Finally the clothes argument is over, the tidying has been done, my parents have arrived, and we are drinking our dry sherry and eating our mixed nuts in the living room. David has just gone into the kitchen to carve the beef and make the gravy. Moments later—much too soon to have achieved the tasks he disappeared to do—he comes back.
‘Roast beef and roast potatoes? Or frozen lasagne?’
‘Roast beef and roast potatoes,’ the kids yell happily, and my mum and dad chuckle.
‘I think so, too,’ says David, and disappears again.

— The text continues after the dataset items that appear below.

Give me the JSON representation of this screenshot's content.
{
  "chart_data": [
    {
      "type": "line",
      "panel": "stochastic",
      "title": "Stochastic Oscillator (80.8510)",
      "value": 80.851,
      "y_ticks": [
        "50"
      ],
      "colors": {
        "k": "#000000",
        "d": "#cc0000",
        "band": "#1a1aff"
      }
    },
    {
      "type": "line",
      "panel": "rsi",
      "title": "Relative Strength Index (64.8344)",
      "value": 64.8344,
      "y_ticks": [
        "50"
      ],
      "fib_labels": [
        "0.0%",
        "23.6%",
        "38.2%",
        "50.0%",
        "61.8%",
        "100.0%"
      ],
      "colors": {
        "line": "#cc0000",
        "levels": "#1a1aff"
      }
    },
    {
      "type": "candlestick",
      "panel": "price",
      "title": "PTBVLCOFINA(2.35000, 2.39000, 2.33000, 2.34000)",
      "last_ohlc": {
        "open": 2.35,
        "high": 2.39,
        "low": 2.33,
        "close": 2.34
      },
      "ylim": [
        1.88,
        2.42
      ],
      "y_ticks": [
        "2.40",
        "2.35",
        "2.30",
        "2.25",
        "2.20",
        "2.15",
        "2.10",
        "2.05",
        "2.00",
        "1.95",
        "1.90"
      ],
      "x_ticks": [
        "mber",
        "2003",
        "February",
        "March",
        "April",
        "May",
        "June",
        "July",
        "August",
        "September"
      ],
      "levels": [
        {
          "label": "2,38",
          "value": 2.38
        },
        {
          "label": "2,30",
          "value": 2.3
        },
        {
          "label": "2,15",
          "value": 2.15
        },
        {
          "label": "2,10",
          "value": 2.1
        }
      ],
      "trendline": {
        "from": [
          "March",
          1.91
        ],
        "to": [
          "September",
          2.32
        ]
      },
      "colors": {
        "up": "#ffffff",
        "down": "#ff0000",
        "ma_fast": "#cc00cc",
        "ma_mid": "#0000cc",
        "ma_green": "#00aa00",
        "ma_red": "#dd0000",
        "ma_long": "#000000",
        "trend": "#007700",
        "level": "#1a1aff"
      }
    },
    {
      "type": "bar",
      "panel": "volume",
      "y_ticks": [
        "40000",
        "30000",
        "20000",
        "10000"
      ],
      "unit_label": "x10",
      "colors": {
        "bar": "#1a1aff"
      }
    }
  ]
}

‘He’s a tease, your dad, isn’t he?’ says my mum to Tom and Molly—an appropriate response to what she has just seen and heard in just about any domestic situation but ours. David isn’t a tease. He wasn’t a tease before (he hated my parents’ visits, and would never have been able to muster the kind of cheery goodwill necessary for joshing everyone along), and he certainly isn’t a tease since his sense of humour disappeared into DJ GoodNews’s fingertips along with his back pain. I excuse myself and go into the kitchen, where David is transferring everything we have spent the last couple of hours cooking into the largest Le Creuset casserole dish we own.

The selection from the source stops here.